馬車裡空間狹小,董寧寧跨坐在肅王大腿上,那邊含著他的東西,隻能來回磨蹭,不能大抽大送,很不舒暢。
“彆鬨,”
南五一聽如獲大赦,用力揮起鞭子,把馬兒打得吃痛嘶鳴。
跳上馬車的一刹時,董寧寧發覺到背麵的東西順著大腿往下賤,頓時僵了下,肅王曉得他僵住的啟事,用心色迷迷地往他背麵看,還湊到他耳邊道:“卿卿放心,看不出濕了。”
被肅王眼神中的受傷和落寞刺痛,董寧寧對他越來越大膽的行動隻是意味性地掙紮了一下,即便是阿誰處所被擴大,他也冇吱聲,由著肅王的手指進收支出,直到最後“提槍上陣”。
寒枝聽到阿誰小廝喊南五,身子震了震,隨後抬開端,緩慢地在南五臉上瞥了眼。
肅王終究抬開端,緩緩道:“你我相差十年不足,我比你先老,如有一天……”
作者有話要說:嗯。。。俺好喜好南五和寒枝的身高差。。。請大師自行腦補XDDDDDDDDDD
馬車直駛入王府二門才停下,顧雪賢很有眼色地備了軟轎,還讓轎伕遠遠躲開,等王爺夫人上了肩輿再呈現。

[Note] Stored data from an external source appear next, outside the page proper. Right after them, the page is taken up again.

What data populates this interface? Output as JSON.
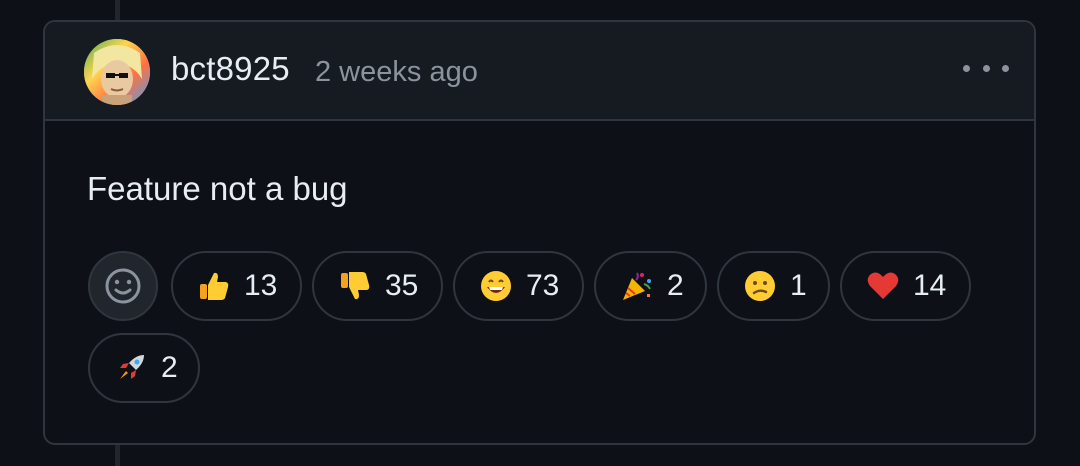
{
  "comment": {
    "author": "bct8925",
    "timestamp": "2 weeks ago",
    "body": "Feature not a bug"
  },
  "menu_icon": "kebab-horizontal-icon",
  "add_reaction_icon": "smiley-icon",
  "reactions": [
    {
      "name": "thumbs-up",
      "count": "13"
    },
    {
      "name": "thumbs-down",
      "count": "35"
    },
    {
      "name": "laugh",
      "count": "73"
    },
    {
      "name": "hooray",
      "count": "2"
    },
    {
      "name": "confused",
      "count": "1"
    },
    {
      "name": "heart",
      "count": "14"
    },
    {
      "name": "rocket",
      "count": "2"
    }
  ],
  "colors": {
    "background": "#0d1117",
    "header_background": "#161b22",
    "border": "#30363d",
    "text_primary": "#e6edf3",
    "text_muted": "#8b949e"
  }
}
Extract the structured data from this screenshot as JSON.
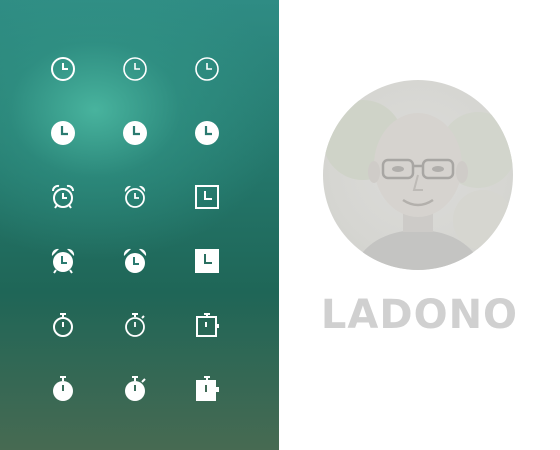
{
  "icons": [
    {
      "name": "clock-outline-icon"
    },
    {
      "name": "clock-thin-outline-icon"
    },
    {
      "name": "clock-thin-outline-icon"
    },
    {
      "name": "clock-solid-icon"
    },
    {
      "name": "clock-solid-icon"
    },
    {
      "name": "clock-solid-icon"
    },
    {
      "name": "alarm-clock-outline-icon"
    },
    {
      "name": "alarm-clock-outline-icon"
    },
    {
      "name": "square-clock-outline-icon"
    },
    {
      "name": "alarm-clock-solid-icon"
    },
    {
      "name": "alarm-clock-solid-icon"
    },
    {
      "name": "square-clock-solid-icon"
    },
    {
      "name": "stopwatch-outline-icon"
    },
    {
      "name": "stopwatch-outline-icon"
    },
    {
      "name": "square-timer-outline-icon"
    },
    {
      "name": "stopwatch-solid-icon"
    },
    {
      "name": "stopwatch-solid-icon"
    },
    {
      "name": "square-timer-solid-icon"
    }
  ],
  "brand": {
    "logo_text": "LADONO"
  },
  "colors": {
    "panel_accent": "#2f8c84",
    "logo": "#d0d0d0"
  }
}
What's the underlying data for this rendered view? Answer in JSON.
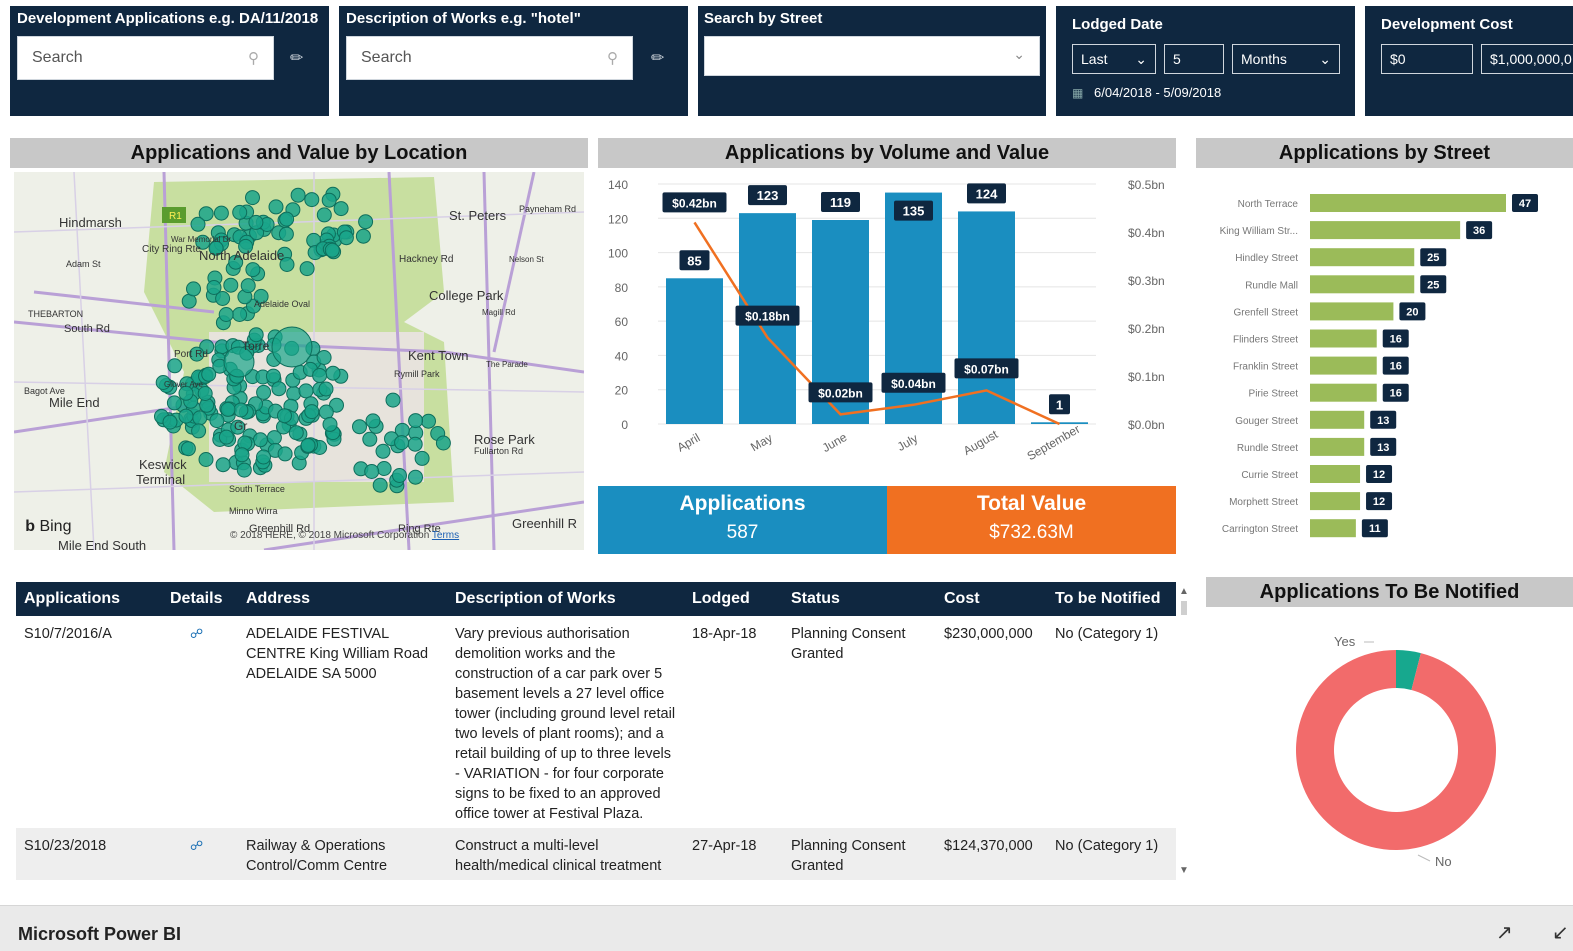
{
  "filters": {
    "dev_app": {
      "title": "Development Applications e.g. DA/11/2018",
      "placeholder": "Search"
    },
    "description": {
      "title": "Description of Works e.g. \"hotel\"",
      "placeholder": "Search"
    },
    "street": {
      "title": "Search by Street",
      "value": ""
    },
    "lodged": {
      "title": "Lodged Date",
      "period_type": "Last",
      "count": "5",
      "unit": "Months",
      "range": "6/04/2018 - 5/09/2018"
    },
    "cost": {
      "title": "Development Cost",
      "min": "$0",
      "max": "$1,000,000,0"
    }
  },
  "map": {
    "title": "Applications and Value by Location",
    "labels": [
      "Hindmarsh",
      "St. Peters",
      "North Adelaide",
      "College Park",
      "Magill Rd",
      "THEBARTON",
      "Adam St",
      "Kent Town",
      "The Parade",
      "Mile End",
      "Rose Park",
      "Keswick",
      "Terminal",
      "Greenhill R",
      "Mile End South",
      "City Ring Rte",
      "War Memorial Dr",
      "Port Rd",
      "South Rd",
      "Hackney Rd",
      "Payneham Rd",
      "Nelson St",
      "Fullarton Rd",
      "Bagot Ave",
      "Torre",
      "Adelaide Oval",
      "Gr",
      "South Terrace",
      "Minno Wirra",
      "Greenhill Rd",
      "Ring Rte",
      "Glover Ave",
      "Rymill Park"
    ],
    "badge": "R1",
    "bing": "Bing",
    "copyright": "© 2018 HERE, © 2018 Microsoft Corporation",
    "terms": "Terms",
    "colors": {
      "dot": "#1aa58a",
      "park": "#c8dfa0",
      "road": "#b9a0d6"
    }
  },
  "volume_chart": {
    "title": "Applications by Volume and Value",
    "chart_data": {
      "type": "bar",
      "categories": [
        "April",
        "May",
        "June",
        "July",
        "August",
        "September"
      ],
      "series": [
        {
          "values": [
            85,
            123,
            119,
            135,
            124,
            1
          ],
          "labels": [
            "85",
            "123",
            "119",
            "135",
            "124",
            "1"
          ]
        },
        {
          "values": [
            0.42,
            0.18,
            0.02,
            0.04,
            0.07,
            0.0
          ],
          "labels": [
            "$0.42bn",
            "$0.18bn",
            "$0.02bn",
            "$0.04bn",
            "$0.07bn",
            ""
          ]
        }
      ],
      "ylim": [
        0,
        140
      ],
      "y_ticks": [
        "0",
        "20",
        "40",
        "60",
        "80",
        "100",
        "120",
        "140"
      ],
      "y2lim": [
        0,
        0.5
      ],
      "y2_ticks": [
        "$0.0bn",
        "$0.1bn",
        "$0.2bn",
        "$0.3bn",
        "$0.4bn",
        "$0.5bn"
      ],
      "colors": {
        "bar": "#1a8ec0",
        "line": "#f07021",
        "label_bg": "#0f2740"
      }
    }
  },
  "kpis": {
    "applications": {
      "label": "Applications",
      "value": "587"
    },
    "total_value": {
      "label": "Total Value",
      "value": "$732.63M"
    }
  },
  "street_chart": {
    "title": "Applications by Street",
    "chart_data": {
      "type": "bar",
      "categories": [
        "North Terrace",
        "King William Str...",
        "Hindley Street",
        "Rundle Mall",
        "Grenfell Street",
        "Flinders Street",
        "Franklin Street",
        "Pirie Street",
        "Gouger Street",
        "Rundle Street",
        "Currie Street",
        "Morphett Street",
        "Carrington Street"
      ],
      "values": [
        47,
        36,
        25,
        25,
        20,
        16,
        16,
        16,
        13,
        13,
        12,
        12,
        11
      ],
      "xlim": [
        0,
        47
      ],
      "colors": {
        "bar": "#9bbb59",
        "label_bg": "#0f2740"
      }
    }
  },
  "table": {
    "headers": [
      "Applications",
      "Details",
      "Address",
      "Description of Works",
      "Lodged",
      "Status",
      "Cost",
      "To be Notified"
    ],
    "rows": [
      {
        "application": "S10/7/2016/A",
        "address": "ADELAIDE FESTIVAL CENTRE King William Road ADELAIDE SA 5000",
        "description": "Vary previous authorisation demolition works and the construction of a car park over 5 basement levels a 27 level office tower (including ground level retail two levels of plant rooms); and a retail building of up to three levels - VARIATION - for four corporate signs to be fixed to an approved office tower at Festival Plaza.",
        "lodged": "18-Apr-18",
        "status": "Planning Consent Granted",
        "cost": "$230,000,000",
        "notified": "No (Category 1)"
      },
      {
        "application": "S10/23/2018",
        "address": "Railway & Operations Control/Comm Centre",
        "description": "Construct a multi-level health/medical clinical treatment",
        "lodged": "27-Apr-18",
        "status": "Planning Consent Granted",
        "cost": "$124,370,000",
        "notified": "No (Category 1)"
      }
    ]
  },
  "donut": {
    "title": "Applications To Be Notified",
    "chart_data": {
      "type": "pie",
      "categories": [
        "Yes",
        "No"
      ],
      "values": [
        4,
        96
      ],
      "colors": [
        "#17a88e",
        "#f26b6b"
      ]
    }
  },
  "footer": {
    "app_name": "Microsoft Power BI"
  }
}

上半身的衣服扒光後,肅王停了下,悄悄在董寧寧臉頰上吻了吻。董大夫趕緊藉此機遇表態:“是我不好,下回再也不看了。”
管車馬的小廝非常難堪,他曉得寒枝現在是在裡頭服侍的,不成等閒開罪,但是他老在車上不下來也不是回事兒啊。
自從他們相遇瞭解,兩人在乾係上始終是董寧寧略占一頭,一是肅王謙讓寬大,二來也是脾氣使然,相較冷酷的董寧寧,本性跳脫的王爺更輕易低頭認錯——固然偶然候也不是他的錯。現在董大夫破天荒地逞強告饒,要換個時候地點,包準肅王殿下暗爽不已。可惜明天,機會不對。
南五大步走疇昔,嘴上隻道:“是我忽視,剛纔寒枝崴了腳,這會兒還不好走路,我竟忘了。”
剛纔王爺夫人在馬車裡……他聽了都血脈噴張,幸虧他多年習武定力不凡,又兼年紀大了不像少年那麼血氣方剛,稍定了神就無礙了。但是寒枝到底幼年,又不像他和其他幾個侍衛練得臉皮那麼厚,眼下這扯著衣襬端坐的狀況,無疑是碰到難堪狀況了。